Sri Veda Vyasa is also the author of Vishnu Sahasranama (thousand name of Vishnu).


His Works
Sri Veda Vyasa divided and re-arranged the Vedas into four Vedas. He taught the four Vedas to his four disciples (Rig Veda to Sage Paila, Yajur Veda to Sage Jaimini, Sama Veda to Sage Vaisampayana, Atharva veda to Sage Sumantu) and entrusted them to teach it to the world.

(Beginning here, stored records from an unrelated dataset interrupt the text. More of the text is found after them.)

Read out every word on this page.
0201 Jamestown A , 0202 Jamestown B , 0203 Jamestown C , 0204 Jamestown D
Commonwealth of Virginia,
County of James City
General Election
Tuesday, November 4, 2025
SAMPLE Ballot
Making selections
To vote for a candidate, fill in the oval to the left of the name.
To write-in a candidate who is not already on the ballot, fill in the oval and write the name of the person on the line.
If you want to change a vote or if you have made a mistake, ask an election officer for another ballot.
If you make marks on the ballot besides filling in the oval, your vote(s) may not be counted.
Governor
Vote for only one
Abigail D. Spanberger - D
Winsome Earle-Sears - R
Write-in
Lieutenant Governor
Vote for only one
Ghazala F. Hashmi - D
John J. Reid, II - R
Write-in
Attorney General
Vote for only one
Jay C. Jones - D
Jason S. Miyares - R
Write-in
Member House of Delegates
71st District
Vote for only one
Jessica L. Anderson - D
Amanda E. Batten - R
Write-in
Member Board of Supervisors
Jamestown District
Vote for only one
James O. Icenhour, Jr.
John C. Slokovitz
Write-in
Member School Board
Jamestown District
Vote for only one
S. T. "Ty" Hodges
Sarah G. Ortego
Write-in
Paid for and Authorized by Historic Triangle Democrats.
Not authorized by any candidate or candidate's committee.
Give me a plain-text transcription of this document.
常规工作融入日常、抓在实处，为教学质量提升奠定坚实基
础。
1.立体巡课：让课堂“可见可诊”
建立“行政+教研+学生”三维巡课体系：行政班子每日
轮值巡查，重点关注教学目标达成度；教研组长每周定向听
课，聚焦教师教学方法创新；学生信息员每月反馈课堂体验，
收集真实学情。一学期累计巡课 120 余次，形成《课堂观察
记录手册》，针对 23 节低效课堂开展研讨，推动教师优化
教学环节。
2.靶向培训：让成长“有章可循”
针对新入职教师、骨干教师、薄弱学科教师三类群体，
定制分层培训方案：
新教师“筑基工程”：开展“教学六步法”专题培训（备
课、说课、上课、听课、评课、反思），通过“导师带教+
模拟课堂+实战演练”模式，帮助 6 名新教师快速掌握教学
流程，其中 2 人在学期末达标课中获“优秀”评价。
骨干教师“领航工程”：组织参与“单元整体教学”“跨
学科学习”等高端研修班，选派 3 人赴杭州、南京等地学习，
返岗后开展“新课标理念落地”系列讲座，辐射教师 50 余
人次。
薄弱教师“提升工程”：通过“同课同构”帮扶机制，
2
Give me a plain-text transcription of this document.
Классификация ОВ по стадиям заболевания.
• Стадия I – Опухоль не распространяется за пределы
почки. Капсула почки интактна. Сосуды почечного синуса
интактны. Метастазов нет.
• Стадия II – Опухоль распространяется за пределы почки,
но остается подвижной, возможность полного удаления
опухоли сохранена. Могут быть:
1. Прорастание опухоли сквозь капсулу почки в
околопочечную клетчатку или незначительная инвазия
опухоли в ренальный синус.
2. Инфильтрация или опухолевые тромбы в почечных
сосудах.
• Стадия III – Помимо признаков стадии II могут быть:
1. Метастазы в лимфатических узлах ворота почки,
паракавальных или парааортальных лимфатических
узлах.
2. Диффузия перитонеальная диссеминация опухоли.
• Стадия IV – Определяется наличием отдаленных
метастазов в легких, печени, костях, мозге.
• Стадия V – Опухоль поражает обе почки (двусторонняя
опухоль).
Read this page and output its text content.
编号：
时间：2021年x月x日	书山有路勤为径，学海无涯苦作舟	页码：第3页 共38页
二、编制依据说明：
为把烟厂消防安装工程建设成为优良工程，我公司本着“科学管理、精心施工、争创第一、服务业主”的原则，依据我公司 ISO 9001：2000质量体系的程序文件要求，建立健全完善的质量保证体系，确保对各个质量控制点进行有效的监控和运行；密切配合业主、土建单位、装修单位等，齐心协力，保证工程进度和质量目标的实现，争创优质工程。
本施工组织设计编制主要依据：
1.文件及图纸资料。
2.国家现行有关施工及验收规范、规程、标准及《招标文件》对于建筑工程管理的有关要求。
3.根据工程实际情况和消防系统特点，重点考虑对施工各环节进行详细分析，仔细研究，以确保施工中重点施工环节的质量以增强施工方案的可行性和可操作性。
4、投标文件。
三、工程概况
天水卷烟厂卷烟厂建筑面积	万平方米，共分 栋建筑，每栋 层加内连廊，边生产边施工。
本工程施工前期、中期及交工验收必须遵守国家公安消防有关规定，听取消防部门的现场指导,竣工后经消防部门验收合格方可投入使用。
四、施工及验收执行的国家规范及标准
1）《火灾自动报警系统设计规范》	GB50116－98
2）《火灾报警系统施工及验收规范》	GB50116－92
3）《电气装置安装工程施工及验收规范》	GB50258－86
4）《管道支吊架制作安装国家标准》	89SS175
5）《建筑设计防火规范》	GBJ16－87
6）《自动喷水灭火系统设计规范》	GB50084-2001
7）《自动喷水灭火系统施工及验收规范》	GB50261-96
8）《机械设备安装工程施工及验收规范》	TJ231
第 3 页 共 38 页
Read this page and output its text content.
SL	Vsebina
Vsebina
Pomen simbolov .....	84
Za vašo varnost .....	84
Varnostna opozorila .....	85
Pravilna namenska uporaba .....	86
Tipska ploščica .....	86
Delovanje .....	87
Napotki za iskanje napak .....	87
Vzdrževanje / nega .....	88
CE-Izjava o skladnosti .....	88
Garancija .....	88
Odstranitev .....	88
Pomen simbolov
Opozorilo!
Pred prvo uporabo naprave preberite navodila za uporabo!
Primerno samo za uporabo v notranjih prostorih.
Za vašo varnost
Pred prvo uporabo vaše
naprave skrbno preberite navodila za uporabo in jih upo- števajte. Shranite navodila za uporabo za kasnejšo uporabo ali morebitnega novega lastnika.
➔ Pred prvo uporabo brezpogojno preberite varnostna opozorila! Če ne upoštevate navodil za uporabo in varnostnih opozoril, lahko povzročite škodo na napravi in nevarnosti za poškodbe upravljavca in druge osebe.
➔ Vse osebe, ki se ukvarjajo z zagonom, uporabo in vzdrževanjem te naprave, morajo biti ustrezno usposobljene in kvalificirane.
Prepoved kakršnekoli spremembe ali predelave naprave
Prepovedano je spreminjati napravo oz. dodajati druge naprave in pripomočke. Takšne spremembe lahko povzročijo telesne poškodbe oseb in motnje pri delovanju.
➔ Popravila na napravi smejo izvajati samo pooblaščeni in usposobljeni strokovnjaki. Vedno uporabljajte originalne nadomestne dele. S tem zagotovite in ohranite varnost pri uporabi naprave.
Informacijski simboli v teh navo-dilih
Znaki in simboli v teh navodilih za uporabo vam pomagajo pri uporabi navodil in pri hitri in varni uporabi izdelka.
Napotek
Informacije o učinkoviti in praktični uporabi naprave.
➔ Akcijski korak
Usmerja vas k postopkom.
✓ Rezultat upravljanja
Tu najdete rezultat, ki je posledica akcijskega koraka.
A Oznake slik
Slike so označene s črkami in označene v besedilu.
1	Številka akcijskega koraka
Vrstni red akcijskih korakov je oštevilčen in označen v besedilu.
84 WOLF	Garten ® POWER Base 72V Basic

Sri Veda Vyasa composed the Brahma Sutras to render the correct import of the Vedas for the benefit of the competent souls. They are also called Vedanta Sutras, since they guide the enquiry about the true conclusion of all the Vedas. The Brahma Sutras are 564 and are divided into four chapters (adhyayas).
  1. Samanvaya - explains how the Vedas construe the concept of Sri Hari
  2. Avirodha - This proves the futility of the objections
  3. Sadhana - This describes the means of seeing Sri Hari
  4. Phala - This gives the results of seeing him.
Sri Veda Vyasa is the author of Puranas, the purpose of which is to take the essence of the Vedas to the common person. The eighteen main Puranas are as follows.
  1. Vishnu Puranas - Vishnu Purana, Naradiya Purana, Srimad Bhagavatha Purana, Garuda Purana, Padma Purana and Varaha Purana

  2. Brahma Puranas- Brahma Purana, Brahmanda Purana, Brahma Vaivarta Purana, Markandeya Purana, Bhavishya Purana, Vamana Purana

  3. Shiva Purana - Matsya Purana, Kurma Purana, Linga Purana, Siva Purana, Skanda Purana and Agni Purana
There are eighteen Upa-Puranas which are as follows - Sanatkumara, Narasimha, Brihannaradiya, Sivarahasya, Durvasa, Kapila, Vamana, Bhargava, Varuna, Kalika, Samba, Nandi, Surya, Parasara, Vasishtha, Devi-Bhagavatha, Ganesa and Hamsa.